For the sake of integrating different generations to produce meaningful relationships, people of the older generation have a responsibility to make the change, given their larger experience and age advantage. In that sense, it is difficult to expect young students to ever understand or empathise with their teachers because they simply are not trained to do so.

We are beyond cane- and-shame parenting and schooling. There are better ways to inculcate responsibility in our children and it is up to us to continually and purposefully discover them.

Few may resort to the parenting methods their parents and their parents' parents used, but nothing can guarantee the child fitting in among other kids who have been brought up differently.

The onus is also on schools to explain the rationale for their rules openly and honestly.

At the same time, they must be receptive to students' feedback and queries instead of seeing them as anti-establishment.

Ho Chi Sam

Tuesday, September 4, 2007

Don't over-estimate the influence of gay themes in the media

(Published - ST Forum, Online Story. September 4, 2007)

I refer to Joseph Chia Yoong Leong's letter, 'Gay musical should have come with rating' (ST, Sep 1, 2007).

While it may seem prudent to provide a rating for performances that feature sub-plots involving homosexuality, I feel this is only a temporary measure, casting a thicker haze over some issues we should have considered long ago.

There exists a mentality in society all the way through to the administration that over-estimates the influence of media. It discounts the role of parenting, culture and increasing media savviness of Singaporeans.

Second, Mr Chia's letter exposes a very common misunderstanding. Most see homosexuality as merely a behaviour that can be rectified through discipline, be it through counselling, stigmatisation or, many years ago, shock treatment.

What most of us fail to understand is that homosexuality is a sexual identity, manifesting itself as a specific sexual preference.
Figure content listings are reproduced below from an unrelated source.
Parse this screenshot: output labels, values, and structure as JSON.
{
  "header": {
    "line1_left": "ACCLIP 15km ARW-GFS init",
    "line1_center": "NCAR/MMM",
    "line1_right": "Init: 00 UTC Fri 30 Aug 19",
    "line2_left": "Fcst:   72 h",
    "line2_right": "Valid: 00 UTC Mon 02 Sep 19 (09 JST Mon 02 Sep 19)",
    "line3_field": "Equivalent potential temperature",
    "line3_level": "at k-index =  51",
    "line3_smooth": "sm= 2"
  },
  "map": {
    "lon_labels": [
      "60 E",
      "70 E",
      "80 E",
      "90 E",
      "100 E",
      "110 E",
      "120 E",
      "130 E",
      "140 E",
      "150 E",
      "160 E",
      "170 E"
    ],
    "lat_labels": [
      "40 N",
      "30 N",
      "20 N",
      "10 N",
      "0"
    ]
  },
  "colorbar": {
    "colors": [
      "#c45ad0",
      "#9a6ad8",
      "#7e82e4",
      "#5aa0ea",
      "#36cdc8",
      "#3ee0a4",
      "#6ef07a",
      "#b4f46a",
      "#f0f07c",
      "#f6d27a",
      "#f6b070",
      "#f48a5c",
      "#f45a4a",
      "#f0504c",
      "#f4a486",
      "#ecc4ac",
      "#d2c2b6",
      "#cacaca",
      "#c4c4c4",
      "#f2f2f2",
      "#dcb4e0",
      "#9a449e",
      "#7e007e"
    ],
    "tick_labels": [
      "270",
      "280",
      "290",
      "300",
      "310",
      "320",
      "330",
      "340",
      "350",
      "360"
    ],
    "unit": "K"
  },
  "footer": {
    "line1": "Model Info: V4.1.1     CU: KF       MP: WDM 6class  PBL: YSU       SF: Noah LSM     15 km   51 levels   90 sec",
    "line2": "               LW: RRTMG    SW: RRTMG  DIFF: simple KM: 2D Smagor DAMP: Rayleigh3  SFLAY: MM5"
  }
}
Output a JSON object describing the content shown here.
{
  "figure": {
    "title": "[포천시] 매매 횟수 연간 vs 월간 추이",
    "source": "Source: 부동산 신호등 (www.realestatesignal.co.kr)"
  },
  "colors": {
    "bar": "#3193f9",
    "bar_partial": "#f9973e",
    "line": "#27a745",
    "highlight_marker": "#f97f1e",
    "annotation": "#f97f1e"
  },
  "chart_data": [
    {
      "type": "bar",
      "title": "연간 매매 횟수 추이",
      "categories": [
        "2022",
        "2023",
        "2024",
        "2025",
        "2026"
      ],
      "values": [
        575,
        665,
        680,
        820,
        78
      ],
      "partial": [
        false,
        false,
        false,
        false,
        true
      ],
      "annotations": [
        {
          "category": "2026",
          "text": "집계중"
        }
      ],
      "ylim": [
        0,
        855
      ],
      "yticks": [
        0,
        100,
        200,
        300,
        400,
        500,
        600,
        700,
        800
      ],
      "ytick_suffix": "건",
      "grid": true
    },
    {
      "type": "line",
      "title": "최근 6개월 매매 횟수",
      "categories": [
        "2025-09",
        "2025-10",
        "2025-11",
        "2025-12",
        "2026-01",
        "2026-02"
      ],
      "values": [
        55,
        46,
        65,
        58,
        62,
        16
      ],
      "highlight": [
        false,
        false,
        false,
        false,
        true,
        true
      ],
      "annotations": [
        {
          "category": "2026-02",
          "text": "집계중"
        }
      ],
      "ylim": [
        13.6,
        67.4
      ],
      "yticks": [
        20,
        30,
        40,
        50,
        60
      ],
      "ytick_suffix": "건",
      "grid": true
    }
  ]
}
Mr Lee Kuan Yew himself believes it is a biological trait.

As such, a straight person encountering a homosexual person will not become homosexual.

There are social and religious institutional impediments to understanding the notion of sexual identity.

These create a selective reading of the issue, putting to waste reasoning and larger relevant information, both of which could have empowered us with a wider view of our society and lives.

There are a lot media programmes accessible to children that feature violence, retaliation, martyrdom, suicide and death. What puzzles me is the obsession over morality and values, which are subjective and varied across communities and families, rather than focusing on issues related to life, death and violence.

There is a serious over-estimation of the role of the media, as well as the perceived harmful influence of homosexual people.

Are we making decisions based on the love for our children or for the maintenance of our predispositions and ignorance?